I did my first Whole Foods pick up this morning. Oddly, I have been craving a salad. Once in my apartment, I washed all the fresh produce--lettuce, celery, tomatoes, mushroom, and green onions--with 1% bleach. Rinsed well, blotted on paper towels and (to my relief) it seems fine. I understand it will last longer after bleaching.
Cheers, Arlene
Posted by: Arlene Wise | March 25, 2020 at 04:47 PM
Arlene - Oddly, my sick brother has been craving salads. Are you craving salad because it’s a choice that symbolizes health in all this sickness? Also, I did a little research, and raccoon supposedly tastes like liver. I don’t like liver, but I imagine things taste better when you are really hungry.
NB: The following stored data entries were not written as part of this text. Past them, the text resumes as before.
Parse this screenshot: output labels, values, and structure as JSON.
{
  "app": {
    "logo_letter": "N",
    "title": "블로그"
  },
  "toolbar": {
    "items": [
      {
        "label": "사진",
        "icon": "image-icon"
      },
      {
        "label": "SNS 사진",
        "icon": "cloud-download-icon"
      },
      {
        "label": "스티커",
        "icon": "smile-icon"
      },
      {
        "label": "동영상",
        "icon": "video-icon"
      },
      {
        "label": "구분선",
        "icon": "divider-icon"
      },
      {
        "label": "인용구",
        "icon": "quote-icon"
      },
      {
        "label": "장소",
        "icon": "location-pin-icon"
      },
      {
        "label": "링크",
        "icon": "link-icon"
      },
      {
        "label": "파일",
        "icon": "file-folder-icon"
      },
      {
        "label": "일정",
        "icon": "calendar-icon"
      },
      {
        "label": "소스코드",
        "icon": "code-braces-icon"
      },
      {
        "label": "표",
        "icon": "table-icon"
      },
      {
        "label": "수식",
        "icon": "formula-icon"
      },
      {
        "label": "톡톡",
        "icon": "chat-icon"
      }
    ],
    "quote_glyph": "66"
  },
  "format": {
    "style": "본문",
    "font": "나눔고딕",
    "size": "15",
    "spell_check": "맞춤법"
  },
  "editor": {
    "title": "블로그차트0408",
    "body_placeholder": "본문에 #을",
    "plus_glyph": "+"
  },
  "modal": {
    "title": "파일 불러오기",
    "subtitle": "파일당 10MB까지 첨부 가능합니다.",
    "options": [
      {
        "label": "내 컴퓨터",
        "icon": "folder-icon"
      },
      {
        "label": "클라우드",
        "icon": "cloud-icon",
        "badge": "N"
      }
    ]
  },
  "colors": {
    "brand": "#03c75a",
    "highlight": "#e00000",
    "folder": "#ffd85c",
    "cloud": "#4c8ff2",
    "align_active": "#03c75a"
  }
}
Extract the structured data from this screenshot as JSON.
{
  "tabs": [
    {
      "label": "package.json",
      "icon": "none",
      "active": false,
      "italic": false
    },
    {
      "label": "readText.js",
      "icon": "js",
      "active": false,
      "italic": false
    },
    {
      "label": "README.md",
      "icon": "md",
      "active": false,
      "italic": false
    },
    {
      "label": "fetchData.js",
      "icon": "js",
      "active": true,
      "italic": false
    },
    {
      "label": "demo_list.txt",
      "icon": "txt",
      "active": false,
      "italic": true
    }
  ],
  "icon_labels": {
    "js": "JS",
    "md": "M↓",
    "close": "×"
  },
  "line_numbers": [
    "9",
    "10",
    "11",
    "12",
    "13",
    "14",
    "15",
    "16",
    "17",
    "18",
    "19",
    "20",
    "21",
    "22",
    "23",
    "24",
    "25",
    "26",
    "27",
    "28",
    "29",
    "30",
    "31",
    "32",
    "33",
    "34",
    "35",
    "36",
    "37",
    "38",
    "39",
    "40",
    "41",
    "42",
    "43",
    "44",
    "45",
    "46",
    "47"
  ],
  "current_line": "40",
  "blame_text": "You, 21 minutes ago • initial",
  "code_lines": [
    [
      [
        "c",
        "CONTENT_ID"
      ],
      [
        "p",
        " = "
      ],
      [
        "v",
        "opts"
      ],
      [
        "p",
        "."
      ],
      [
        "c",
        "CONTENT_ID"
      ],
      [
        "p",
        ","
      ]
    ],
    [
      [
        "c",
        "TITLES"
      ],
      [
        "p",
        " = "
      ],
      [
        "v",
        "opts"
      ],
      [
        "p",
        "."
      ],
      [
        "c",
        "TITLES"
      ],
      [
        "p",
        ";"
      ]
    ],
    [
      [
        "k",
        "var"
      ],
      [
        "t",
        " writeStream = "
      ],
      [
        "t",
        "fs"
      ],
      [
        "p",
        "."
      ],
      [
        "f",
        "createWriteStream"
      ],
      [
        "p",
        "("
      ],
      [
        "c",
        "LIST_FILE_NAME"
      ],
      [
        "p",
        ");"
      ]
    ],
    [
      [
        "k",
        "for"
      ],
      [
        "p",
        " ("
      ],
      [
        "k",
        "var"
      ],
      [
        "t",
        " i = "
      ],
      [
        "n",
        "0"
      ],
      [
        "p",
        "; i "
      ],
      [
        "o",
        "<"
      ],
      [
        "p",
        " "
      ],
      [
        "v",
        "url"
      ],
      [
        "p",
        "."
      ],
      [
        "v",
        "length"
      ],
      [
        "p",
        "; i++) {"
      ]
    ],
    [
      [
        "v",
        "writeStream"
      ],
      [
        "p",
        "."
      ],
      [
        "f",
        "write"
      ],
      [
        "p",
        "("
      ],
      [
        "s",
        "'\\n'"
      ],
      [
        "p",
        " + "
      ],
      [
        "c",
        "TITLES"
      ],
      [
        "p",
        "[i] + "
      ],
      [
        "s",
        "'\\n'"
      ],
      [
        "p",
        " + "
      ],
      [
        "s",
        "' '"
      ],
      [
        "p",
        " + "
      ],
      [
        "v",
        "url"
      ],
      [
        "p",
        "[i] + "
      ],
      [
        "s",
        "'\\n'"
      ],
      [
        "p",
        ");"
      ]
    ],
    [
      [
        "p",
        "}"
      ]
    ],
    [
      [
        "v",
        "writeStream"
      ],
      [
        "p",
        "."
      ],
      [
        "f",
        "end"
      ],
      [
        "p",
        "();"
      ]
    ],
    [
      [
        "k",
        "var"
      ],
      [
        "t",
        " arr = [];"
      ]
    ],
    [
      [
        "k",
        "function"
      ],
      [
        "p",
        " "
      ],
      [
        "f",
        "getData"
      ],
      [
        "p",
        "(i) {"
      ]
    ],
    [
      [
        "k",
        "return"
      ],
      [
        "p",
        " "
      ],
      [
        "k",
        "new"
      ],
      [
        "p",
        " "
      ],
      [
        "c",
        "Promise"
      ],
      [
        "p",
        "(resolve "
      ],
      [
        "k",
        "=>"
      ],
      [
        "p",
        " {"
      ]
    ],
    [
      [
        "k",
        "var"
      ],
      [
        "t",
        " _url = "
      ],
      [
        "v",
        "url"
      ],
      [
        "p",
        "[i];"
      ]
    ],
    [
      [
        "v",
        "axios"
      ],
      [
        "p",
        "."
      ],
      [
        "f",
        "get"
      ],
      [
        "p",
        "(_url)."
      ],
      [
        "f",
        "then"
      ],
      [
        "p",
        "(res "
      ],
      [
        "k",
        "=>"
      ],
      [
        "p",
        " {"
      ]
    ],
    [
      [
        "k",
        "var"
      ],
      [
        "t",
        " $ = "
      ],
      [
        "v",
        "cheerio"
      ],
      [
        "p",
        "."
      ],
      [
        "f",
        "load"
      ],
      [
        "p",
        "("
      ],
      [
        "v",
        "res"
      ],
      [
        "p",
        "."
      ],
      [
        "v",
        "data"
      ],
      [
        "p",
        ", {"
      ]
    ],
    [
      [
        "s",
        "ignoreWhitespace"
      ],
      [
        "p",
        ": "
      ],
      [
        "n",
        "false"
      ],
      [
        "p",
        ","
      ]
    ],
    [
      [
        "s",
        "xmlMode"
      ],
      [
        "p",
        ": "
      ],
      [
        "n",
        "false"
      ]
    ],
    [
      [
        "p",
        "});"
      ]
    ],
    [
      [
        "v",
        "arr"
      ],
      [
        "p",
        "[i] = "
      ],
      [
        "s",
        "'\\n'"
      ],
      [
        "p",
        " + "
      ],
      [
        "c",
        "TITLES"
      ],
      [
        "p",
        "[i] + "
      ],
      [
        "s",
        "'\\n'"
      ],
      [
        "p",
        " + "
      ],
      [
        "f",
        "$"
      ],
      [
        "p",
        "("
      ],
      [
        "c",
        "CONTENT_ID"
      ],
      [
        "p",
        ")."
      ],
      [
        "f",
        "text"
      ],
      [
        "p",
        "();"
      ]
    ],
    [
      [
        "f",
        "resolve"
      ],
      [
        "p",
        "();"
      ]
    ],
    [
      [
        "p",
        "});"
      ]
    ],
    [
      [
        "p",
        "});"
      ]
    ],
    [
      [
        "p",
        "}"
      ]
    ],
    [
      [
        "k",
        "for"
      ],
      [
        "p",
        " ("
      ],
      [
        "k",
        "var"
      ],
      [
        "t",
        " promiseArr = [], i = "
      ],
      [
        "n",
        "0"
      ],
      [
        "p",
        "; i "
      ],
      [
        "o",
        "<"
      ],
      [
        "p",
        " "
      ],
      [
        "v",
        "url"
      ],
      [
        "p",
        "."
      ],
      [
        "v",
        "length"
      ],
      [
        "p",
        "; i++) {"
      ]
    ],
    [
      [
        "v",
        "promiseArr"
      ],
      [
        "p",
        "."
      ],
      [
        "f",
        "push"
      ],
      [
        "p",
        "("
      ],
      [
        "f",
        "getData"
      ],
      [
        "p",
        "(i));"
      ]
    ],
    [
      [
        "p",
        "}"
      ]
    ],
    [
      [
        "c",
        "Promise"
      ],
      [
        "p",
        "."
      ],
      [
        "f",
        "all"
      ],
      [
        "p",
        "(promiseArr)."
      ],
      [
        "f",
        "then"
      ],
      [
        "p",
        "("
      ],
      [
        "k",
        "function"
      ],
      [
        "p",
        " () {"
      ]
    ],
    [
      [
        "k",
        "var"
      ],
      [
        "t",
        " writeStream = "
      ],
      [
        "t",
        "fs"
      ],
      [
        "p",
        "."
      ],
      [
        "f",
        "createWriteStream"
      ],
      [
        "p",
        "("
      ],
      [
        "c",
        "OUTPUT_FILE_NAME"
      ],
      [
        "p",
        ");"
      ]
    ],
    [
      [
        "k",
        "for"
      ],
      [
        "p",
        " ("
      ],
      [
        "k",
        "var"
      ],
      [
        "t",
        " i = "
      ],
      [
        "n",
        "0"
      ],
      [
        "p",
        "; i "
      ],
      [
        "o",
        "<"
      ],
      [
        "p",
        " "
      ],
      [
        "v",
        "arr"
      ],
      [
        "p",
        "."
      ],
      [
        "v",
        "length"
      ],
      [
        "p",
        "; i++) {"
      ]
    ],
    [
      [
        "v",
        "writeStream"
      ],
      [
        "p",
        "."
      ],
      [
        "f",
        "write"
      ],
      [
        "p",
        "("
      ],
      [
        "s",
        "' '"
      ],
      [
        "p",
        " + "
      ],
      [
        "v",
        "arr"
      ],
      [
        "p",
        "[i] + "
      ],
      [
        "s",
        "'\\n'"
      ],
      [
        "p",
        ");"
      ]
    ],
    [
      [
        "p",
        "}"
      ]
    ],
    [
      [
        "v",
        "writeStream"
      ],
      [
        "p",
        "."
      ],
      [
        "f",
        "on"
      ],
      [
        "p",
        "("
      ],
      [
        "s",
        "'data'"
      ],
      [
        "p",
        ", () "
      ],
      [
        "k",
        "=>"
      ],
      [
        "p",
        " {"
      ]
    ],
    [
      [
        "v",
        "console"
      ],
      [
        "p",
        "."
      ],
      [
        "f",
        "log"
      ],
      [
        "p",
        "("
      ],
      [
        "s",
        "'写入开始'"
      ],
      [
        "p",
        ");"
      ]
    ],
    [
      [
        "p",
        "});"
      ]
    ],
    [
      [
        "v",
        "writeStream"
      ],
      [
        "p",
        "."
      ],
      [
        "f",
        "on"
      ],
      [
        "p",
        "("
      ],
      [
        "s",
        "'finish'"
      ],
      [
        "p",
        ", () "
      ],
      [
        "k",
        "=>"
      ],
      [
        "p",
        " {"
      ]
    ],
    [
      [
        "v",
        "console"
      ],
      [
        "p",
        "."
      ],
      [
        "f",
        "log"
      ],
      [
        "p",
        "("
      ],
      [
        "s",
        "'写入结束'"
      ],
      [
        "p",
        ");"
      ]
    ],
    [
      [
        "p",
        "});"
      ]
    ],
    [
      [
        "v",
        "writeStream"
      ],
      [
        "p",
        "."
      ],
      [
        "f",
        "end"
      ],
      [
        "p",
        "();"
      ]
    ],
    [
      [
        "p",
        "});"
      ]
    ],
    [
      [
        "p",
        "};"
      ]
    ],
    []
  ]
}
Posted by: TheQueen | March 26, 2020 at 07:30 AM
I was craving salad because I had used up all my fresh produce the week before. Not keen on going out to shop in stores right now. By the way, the bleached salad was delicious. I got the idea from a survivalist blog--not my normal reading, but it did indicate that Federal regulations describe amounts of bleach that can be used on food.
I know most chicken (not the air chilled) gets bleached.
Hmm. Racoon and onions?
Arlene
Posted by: Arlene Wise | March 27, 2020 at 11:04 AM
Arlene - what a weird dystopian time that I reach for survivalist blogs and bidets.